Ces ini­tia­tives lais­sent espér­er qu’il sera de plus en plus facile d’invoquer une exper­tise réal­isée dans le cadre d’un sys­tème d’expertise d’un autre État mem­bre. La ques­tion de savoir si un expert rési­dent à l’étranger peut être nom­mé par une juri­dic­tion française reste plus incer­taine. En principe, les juges français peu­vent désign­er toute per­son­ne de leur choix. En pra­tique, ils les choi­sis­sent presque sys­té­ma­tique­ment sur une liste d’experts agréés auprès d’une cour d’appel. Or, pour être sur ces listes, il faut avoir son lieu de rési­dence ou d’exercice pro­fes­sion­nel en France. Bien que cette con­di­tion sem­ble con­stituer une restric­tion dis­pro­por­tion­née au principe de libre presta­tion de ser­vices au sein de l’Union européenne, le lég­is­la­teur l’a con­servée (sauf pour les experts tra­duc­teurs). C’est unique­ment sur la liste nationale auprès de la Cour de cas­sa­tion, qui est bien moins util­isée, que l’inscription d’experts exerçant dans un autre État mem­bre est pos­si­ble, sous cer­taines con­di­tions. On est encore loin de la refonte plus générale de l’accès à l’expertise qu’appellent de leurs vœux cer­tains com­men­ta­teurs. L’expertise reste sou­vent tein­tée de couleur locale.

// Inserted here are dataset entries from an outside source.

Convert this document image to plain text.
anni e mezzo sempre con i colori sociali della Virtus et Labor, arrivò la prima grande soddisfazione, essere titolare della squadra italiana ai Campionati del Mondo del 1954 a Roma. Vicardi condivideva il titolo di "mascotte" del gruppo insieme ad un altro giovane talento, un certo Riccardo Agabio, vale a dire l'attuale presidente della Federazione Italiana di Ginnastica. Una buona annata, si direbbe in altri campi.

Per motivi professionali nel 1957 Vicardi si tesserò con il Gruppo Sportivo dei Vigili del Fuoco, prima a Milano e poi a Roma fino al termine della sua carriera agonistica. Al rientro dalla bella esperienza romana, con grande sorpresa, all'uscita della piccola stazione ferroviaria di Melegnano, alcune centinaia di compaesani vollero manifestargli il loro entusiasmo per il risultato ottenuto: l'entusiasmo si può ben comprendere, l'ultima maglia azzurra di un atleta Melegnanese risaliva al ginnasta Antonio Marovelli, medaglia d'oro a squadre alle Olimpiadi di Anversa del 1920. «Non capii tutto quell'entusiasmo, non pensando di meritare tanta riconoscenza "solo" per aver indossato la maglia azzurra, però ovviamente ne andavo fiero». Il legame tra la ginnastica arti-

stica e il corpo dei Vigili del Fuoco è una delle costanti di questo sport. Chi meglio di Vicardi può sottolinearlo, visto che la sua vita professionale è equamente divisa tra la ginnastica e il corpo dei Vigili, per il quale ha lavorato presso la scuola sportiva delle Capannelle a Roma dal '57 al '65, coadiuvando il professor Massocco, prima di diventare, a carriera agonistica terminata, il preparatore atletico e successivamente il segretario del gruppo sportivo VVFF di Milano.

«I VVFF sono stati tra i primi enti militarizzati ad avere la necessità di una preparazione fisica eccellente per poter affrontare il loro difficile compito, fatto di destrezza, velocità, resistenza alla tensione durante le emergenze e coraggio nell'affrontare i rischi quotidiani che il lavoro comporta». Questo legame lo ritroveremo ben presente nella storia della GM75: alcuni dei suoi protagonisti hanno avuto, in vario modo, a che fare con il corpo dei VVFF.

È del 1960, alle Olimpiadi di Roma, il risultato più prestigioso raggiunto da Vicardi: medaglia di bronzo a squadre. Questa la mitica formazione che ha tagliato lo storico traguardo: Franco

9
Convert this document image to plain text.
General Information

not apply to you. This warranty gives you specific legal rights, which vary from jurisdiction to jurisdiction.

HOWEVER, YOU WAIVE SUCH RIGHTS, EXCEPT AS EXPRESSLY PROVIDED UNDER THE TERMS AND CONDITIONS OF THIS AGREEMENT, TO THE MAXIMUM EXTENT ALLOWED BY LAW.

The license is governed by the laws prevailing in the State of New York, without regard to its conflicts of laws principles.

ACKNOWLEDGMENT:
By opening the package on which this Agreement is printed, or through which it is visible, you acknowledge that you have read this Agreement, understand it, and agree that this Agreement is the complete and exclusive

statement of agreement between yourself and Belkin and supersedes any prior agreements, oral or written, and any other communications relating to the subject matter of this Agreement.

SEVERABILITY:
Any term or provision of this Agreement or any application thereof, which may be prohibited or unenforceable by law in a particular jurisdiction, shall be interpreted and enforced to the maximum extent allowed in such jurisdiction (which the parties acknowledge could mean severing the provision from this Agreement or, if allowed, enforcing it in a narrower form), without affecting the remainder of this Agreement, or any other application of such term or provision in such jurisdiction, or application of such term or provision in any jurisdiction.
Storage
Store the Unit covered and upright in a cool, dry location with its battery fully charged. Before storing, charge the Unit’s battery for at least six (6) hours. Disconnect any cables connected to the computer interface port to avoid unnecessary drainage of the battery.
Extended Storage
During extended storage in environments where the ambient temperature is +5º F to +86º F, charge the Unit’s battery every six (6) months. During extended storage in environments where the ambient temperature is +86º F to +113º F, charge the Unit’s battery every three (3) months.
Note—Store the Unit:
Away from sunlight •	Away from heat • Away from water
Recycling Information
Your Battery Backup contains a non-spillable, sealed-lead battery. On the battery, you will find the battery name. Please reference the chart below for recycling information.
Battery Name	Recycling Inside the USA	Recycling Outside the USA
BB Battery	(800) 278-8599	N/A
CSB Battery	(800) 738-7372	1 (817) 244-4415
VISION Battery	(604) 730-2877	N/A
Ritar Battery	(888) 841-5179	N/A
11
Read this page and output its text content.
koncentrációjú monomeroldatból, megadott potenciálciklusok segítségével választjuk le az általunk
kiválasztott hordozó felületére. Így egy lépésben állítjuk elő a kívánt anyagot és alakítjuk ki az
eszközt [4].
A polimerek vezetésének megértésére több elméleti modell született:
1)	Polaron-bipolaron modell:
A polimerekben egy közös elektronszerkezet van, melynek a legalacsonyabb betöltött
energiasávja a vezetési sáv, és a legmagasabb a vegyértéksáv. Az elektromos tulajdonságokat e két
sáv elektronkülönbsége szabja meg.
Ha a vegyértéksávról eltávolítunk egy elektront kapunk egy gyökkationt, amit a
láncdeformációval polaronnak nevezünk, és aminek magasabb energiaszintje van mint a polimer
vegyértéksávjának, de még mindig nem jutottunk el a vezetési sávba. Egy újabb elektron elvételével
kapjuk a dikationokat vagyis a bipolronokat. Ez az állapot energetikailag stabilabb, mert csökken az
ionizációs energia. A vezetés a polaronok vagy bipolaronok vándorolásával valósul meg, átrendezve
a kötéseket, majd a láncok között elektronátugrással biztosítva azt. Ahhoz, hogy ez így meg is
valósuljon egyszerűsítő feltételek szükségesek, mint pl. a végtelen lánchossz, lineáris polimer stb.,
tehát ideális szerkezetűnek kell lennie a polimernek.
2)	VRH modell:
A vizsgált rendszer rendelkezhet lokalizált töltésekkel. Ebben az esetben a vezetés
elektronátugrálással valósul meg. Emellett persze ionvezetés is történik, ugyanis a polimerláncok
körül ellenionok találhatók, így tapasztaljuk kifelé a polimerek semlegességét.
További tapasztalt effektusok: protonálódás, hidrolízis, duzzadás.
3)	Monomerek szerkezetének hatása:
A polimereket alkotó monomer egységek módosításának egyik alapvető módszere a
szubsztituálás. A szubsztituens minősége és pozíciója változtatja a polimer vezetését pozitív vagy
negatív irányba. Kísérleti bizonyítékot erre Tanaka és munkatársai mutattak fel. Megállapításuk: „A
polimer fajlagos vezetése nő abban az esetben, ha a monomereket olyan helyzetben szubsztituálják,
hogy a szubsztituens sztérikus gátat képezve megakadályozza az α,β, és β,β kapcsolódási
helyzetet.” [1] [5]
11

Un exemple de rapports contradictoires sur le plan international

On cit­era une affaire dans laque­lle une société française, la SA Fonderie et mécanique générale castel­bri­antaise (FMGC), avait com­mandé à une autre société française (Kut­tner SARL) une instal­la­tion de fusion de métal. Cette dernière avait passé com­mande, via sa mai­son mère alle­mande (Küt­tner GmbH), des tuyères néces­saires à l’installation auprès d’un four­nisseur alle­mand (REA). Après mise en ser­vice de l’installation chez FMGC, une série d’explosions se pro­duisit. FMGC fit assign­er Kut­tner SARL devant le tri­bunal de com­merce de Paris, laque­lle appela en inter­ven­tion for­cée Küt­tner GmbH et REA. Le juge français ordon­na une exper­tise. En par­al­lèle Küt­tner GmbH assig­nait REA devant les juri­dic­tions alle­man­des qui ordon­naient égale­ment une exper­tise. Le rap­port alle­mand fut ver­sé à la procé­dure française. Ultérieure­ment, le rap­port français vint con­tester le rap­port alle­mand et con­clure dif­férem­ment. Les juges français entérinèrent le rap­port français (T. com. Paris, 2 juin 2014, RGJ2008004732).